To assemble or take apart a clarinet, you need to know what all its parts are and what kinds of accessories are needed to help keep it clean and in good working condition. The parts of the clarinet are, from top to bottom, the mouthpiece, the barrel, the upper joint (has keys and is shorter), the lower joint (has keys and is longer), and the bell. You also need a clarinet reed and a ligature, which are added to the mouthpiece to make sound on the instrument. For care and cleaning you need cork grease, a clarinet swab, a case for your reeds, a mouthpiece cap, and, of course, an instrument case.
The parts have descriptive names: the barrel of the clarinet looks like a barrel, the bell resembles a bell, and the upper and lower joints are described by their positions. The mouthpiece is the part you insert into your mouth. This webpage has some great photos of the parts of the clarinet, and the related materials you need.
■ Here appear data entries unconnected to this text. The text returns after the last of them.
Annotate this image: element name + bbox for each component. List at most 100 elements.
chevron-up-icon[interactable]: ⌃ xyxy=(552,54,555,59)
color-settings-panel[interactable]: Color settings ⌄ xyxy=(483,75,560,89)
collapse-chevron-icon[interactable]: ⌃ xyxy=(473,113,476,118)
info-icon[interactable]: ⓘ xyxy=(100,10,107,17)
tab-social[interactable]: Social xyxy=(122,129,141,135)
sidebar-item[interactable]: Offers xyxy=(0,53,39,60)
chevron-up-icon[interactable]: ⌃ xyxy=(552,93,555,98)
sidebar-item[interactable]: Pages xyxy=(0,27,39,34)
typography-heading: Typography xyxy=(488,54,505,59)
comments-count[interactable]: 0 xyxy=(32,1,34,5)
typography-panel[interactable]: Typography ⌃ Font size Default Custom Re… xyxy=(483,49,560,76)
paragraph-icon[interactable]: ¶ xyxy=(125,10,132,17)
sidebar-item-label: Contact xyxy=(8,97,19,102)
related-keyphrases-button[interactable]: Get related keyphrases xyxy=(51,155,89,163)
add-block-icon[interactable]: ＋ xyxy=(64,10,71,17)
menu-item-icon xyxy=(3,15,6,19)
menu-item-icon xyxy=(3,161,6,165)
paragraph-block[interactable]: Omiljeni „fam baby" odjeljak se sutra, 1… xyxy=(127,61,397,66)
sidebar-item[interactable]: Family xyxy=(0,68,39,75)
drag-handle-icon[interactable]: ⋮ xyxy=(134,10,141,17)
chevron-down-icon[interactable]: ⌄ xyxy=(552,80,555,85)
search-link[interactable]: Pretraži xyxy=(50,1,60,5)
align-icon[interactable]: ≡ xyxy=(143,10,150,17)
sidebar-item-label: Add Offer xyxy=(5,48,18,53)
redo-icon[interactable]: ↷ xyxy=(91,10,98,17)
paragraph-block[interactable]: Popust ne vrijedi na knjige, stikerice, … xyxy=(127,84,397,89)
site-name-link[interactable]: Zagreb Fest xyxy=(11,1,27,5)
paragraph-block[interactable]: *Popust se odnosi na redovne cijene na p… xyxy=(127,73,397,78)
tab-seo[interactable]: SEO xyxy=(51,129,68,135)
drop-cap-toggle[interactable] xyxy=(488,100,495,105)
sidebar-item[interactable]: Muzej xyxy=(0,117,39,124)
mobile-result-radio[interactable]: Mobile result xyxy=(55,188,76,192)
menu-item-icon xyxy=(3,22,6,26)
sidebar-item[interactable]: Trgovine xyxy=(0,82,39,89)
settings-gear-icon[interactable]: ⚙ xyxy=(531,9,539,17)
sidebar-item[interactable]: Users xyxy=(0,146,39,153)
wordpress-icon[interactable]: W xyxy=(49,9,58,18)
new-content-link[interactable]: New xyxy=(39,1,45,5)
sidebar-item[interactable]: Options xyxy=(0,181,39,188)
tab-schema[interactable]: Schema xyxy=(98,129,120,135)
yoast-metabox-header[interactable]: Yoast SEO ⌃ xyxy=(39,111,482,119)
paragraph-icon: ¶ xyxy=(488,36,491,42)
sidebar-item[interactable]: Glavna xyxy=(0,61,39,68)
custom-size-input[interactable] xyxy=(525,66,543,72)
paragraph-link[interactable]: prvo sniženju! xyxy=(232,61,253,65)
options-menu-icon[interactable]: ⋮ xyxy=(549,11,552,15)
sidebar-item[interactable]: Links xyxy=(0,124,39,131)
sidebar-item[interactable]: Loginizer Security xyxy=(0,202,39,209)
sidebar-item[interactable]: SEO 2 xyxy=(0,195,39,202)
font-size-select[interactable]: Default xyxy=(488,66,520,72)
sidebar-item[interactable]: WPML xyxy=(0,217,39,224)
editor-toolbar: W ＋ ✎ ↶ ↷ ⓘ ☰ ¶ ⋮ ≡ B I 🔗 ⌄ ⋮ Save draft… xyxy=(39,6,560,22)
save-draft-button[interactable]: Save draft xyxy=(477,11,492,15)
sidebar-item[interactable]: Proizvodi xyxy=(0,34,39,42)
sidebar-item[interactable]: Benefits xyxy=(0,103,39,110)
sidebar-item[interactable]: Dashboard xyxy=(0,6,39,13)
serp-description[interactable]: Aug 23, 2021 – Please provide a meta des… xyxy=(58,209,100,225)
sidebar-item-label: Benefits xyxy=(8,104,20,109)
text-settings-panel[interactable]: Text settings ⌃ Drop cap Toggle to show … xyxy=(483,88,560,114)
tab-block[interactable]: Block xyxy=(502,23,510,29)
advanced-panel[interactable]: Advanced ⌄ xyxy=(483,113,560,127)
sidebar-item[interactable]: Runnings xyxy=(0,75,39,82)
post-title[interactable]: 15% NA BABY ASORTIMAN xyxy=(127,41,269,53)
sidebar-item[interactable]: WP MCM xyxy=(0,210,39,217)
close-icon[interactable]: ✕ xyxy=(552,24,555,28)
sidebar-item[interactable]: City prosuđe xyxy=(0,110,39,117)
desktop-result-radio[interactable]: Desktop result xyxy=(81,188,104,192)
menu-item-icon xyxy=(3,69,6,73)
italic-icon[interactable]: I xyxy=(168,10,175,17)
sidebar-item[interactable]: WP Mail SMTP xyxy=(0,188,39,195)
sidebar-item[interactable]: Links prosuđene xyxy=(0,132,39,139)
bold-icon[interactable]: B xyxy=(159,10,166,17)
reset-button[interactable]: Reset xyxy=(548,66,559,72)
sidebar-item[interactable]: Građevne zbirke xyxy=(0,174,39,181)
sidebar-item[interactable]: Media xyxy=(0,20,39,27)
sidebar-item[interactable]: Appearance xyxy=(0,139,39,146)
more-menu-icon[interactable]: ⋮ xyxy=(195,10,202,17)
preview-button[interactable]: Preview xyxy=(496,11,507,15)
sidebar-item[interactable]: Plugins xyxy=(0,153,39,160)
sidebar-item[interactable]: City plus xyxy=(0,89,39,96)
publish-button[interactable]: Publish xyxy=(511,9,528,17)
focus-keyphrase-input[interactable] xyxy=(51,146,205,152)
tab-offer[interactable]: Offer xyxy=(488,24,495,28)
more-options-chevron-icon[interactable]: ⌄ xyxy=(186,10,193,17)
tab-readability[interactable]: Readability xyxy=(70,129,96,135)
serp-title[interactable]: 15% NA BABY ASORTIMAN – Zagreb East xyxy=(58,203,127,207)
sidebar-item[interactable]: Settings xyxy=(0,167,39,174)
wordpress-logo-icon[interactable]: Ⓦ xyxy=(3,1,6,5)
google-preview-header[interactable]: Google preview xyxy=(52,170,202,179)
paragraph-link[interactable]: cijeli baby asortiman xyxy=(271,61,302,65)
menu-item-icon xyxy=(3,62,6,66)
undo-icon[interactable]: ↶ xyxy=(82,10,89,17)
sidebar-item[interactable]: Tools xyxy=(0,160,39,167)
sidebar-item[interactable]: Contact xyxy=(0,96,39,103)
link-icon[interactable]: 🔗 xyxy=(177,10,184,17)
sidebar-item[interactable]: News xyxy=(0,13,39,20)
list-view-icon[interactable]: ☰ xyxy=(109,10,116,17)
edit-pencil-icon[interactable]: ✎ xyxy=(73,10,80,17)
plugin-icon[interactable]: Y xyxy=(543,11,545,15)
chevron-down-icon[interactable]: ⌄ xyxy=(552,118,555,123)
Each joint has either a socket or a tenon on each end. A tenon is covered with cork and is slightly narrower in diameter than the rest of the clarinet. These get inserted into the sockets. Before putting any pieces of the instrument together, take the cork grease and apply a thin layer to each tenon cork—like putting on chapstick. It’s best to use your fingers to make sure the cork grease is spread evenly all the way around the tenon cork. Cork grease allows the cork to slide against the body of the clarinet, which keeps the cork intact and makes it much easier to assemble the clarinet without damaging any keywork.
To assemble the instrument, work from the bottom up. Take the bell in one hand, and the lower joint in the other. To hold the lower joint, wrap the fingers of one hand carefully around the keywork so that the keys are held securely and with even pressure. This minimizes the chance that anything will bend. With a gentle twisting motion, attach the bell to the tenon on the bottom of the bottom joint. You’ll know it’s on when the ring at the top of the bell is flush with the bottom of the lower joint, above the tenon cork.
Next, grasp the upper joint so that your fingers are wrapped securely around the keys, and find the key that extends beyond the end of the joint—that’s the bridge key. This must align with the corresponding bridge key on the bottom joint so that the two joints will work together properly. They usually have matching grooves or lines, so they’re fairly simple to match up. Insert the upper joint’s bottom tenon into the socket on the top of the lower joint, again with a gentle twisting motion. The upper joint is secure when the bridge keys are aligned, and the two joints are flush against each other.
The barrel attaches to the top of the upper joint with another gentle twist and is fully connected when the bottom of the barrel is flush with the top of the upper joint. Finally, the mouthpiece is inserted into the top of the barrel.
Once the clarinet is assembled, you can attach the reed and the ligature, and the clarinet will be ready to play. Reeds must be moistened, so most clarinet players simply put them in their mouths as they assemble the rest of their instruments. It’s best to have the ligature in place first—this minimizes the likelihood of bumping the tip of the reed with the ligature and damaging the reed.
Take the reed and line it up on the mouthpiece, under the loosened ligature, so that the curved tip of the reed is slightly below the curved tip of the mouthpiece and the reed lines up on the flat part of the mouthpiece below the window (opening). The bark (the hard, shiny part of the reed) should be facing outward. Once the reed is in place, simply tighten the screw(s) on the ligature until the reed no longer moves easily. There are some excellent photos here of the process of assembling a clarinet, and especially of putting the reed and ligature together. (There are many different types of ligatures, made of many different materials, available, and their screw placements differ. When purchasing a ligature, make sure you know how it goes on the mouthpiece properly.)
To disassemble the clarinet, work in reverse order. The reed comes off first; it should be wiped carefully with the clarinet swab and then returned to the reed case. Then the ligature and mouthpiece can be removed. Swab the mouthpiece separately, from the bottom of the mouthpiece to the top, and replace it in the case before cleaning out the rest of the instrument. Usually cases are small and space is at a premium, so it’s often best to store the mouthpiece with the ligature and the mouthpiece cap in place around the mouthpiece.
Next, turn the instrument upside down so that the end of the bell is sticking up, and run the swab through it several times bell-to-barrel. Remove the barrel, and check both sockets for moisture. If there is any wipe it out with the swab as well. Check the tenons and sockets on each joint as you remove it and place it in the case. This is especially important for wooden instruments, which should be stored in the case as dry as possible.